大袈裟かもしれないが、私の中でこの時の彼は救世主だった。
考えなくてもデータというものがあるのに、そんな当たり間の事がすっぽり抜け落ちていた。
『あっ、これです! 工藤主任! これです! これっ』
必死に指を揺らす私を見て笑いながら印刷のアイコンをぽちりとクリックし、離れた場所に設置されているコピー機から、機械音と同時に紙となって再現された。
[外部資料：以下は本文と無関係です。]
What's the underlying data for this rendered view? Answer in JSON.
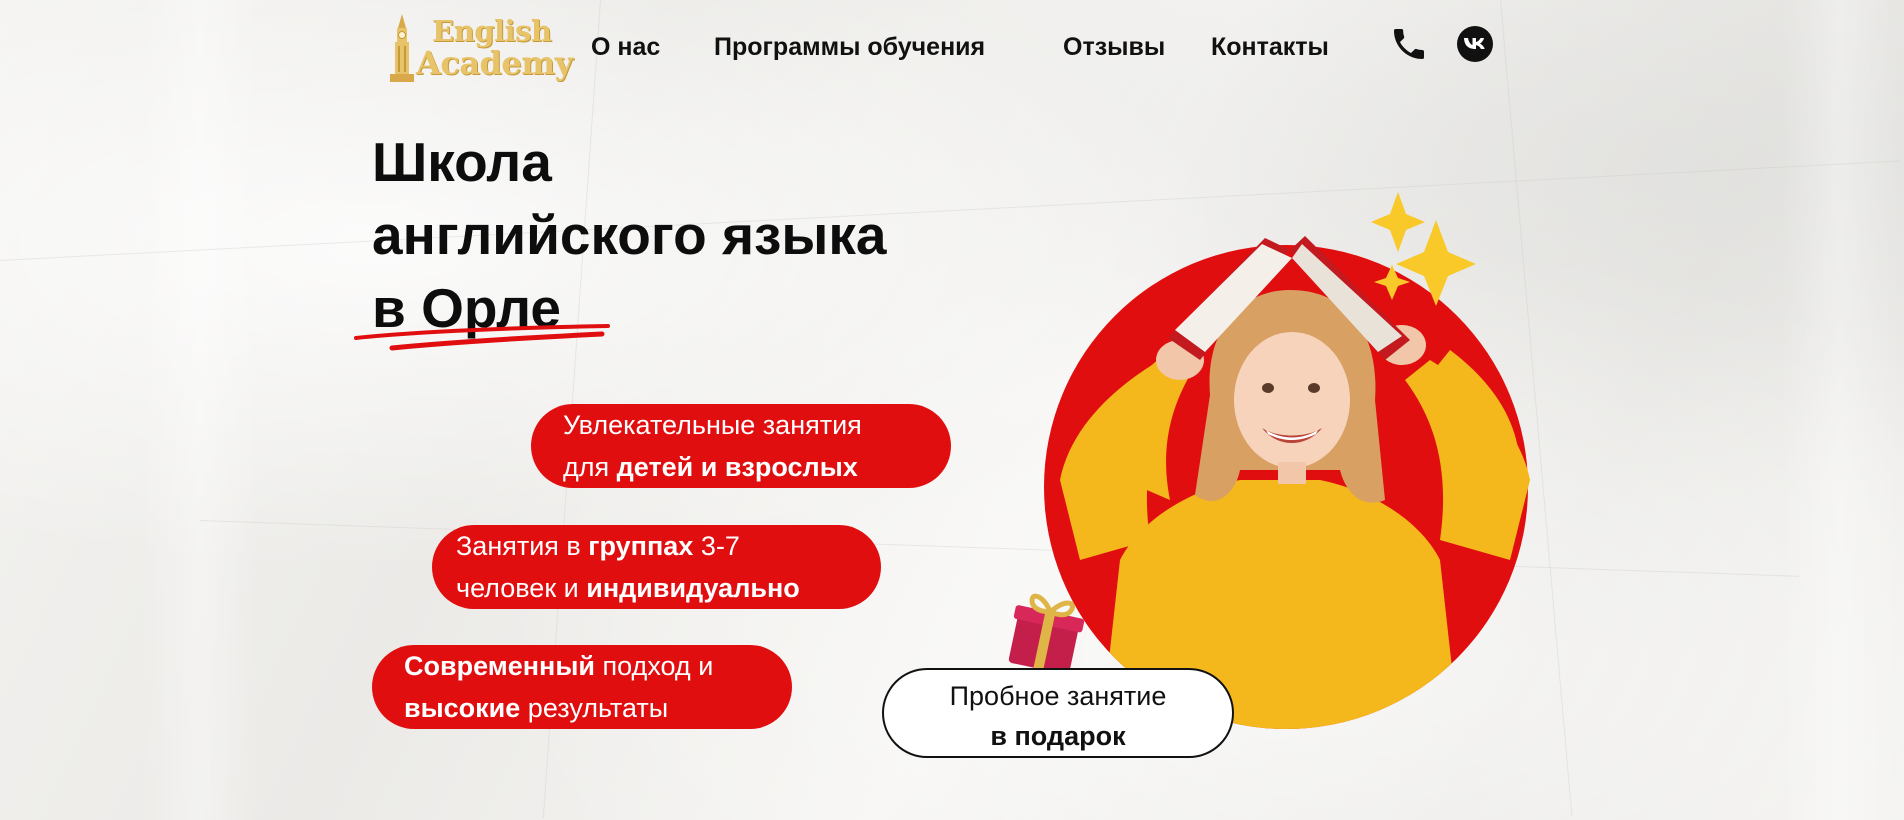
{
  "header": {
    "logo": {
      "line1": "English",
      "line2": "Academy",
      "icon": "big-ben-icon"
    },
    "nav": [
      "О нас",
      "Программы обучения",
      "Отзывы",
      "Контакты"
    ],
    "phone_icon": "phone-icon",
    "vk_icon": "vk-icon"
  },
  "hero": {
    "title_lines": [
      "Школа",
      "английского языка",
      "в Орле"
    ]
  },
  "features": [
    {
      "l1a": "Увлекательные занятия",
      "l2a": "для ",
      "l2b": "детей и взрослых"
    },
    {
      "l1a": "Занятия в ",
      "l1b": "группах",
      "l1c": " 3-7",
      "l2a": "человек и ",
      "l2b": "индивидуально"
    },
    {
      "l1b": "Современный",
      "l1c": " подход и",
      "l2b": "высокие",
      "l2c": " результаты"
    }
  ],
  "trial": {
    "line1": "Пробное занятие",
    "line2": "в подарок",
    "gift_icon": "gift-icon"
  },
  "colors": {
    "accent": "#e10e10",
    "text": "#0d0d0d",
    "shirt": "#f5b81c",
    "logo_gold": "#e7c46a"
  }
}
『はいはい、これだよ。わかったって、感動してないでさっさとコピーして持って行けよ』
『はい! ありがとうございます。工藤主任、ありがとうございます!』
『わかったって、何度も言わなくてもいいから、早く行け。それこそ雷が落ちるぞ』
コピー機へ向かおうとして、ちらっと振り返ると片手をズボンのポケットに手を入れ、もう片方の手を上げてひらひらと振っていた。
私がぺこりと頭を下げると、いいから早くしろとでも言わんばかりに手を払う。聞こえもしないのに『はい!』と返事をした。
コピーを取り終え会議室へと入ると、前川さんしかまだ来ていなかった。慌てて人数分の書類を配り終えた。
『…この企画書はボツになったと聞いてないのか?』
退室しようと背を向けた私に降りかかる、信じられない一言にすぐさま振り向いた。額に青筋を張り付けているものの、表情に陰りを見せていた。
『え…、ボツになった? いえ、聞いていませんでした、申し訳ありません』
『そうか、わかった。後は俺がやるから行っていい』
『はっ、はい、失礼します…』
おずおず扉を閉めると、フラフラとフロアに戻り自分の席に腰を落ち着かせた。
怒鳴られるぐらいじゃ済まないと、抜き差しならない状況に陥ったのにも関わらず、その取越し苦労に安堵からなのかどっと疲れが押し寄せた。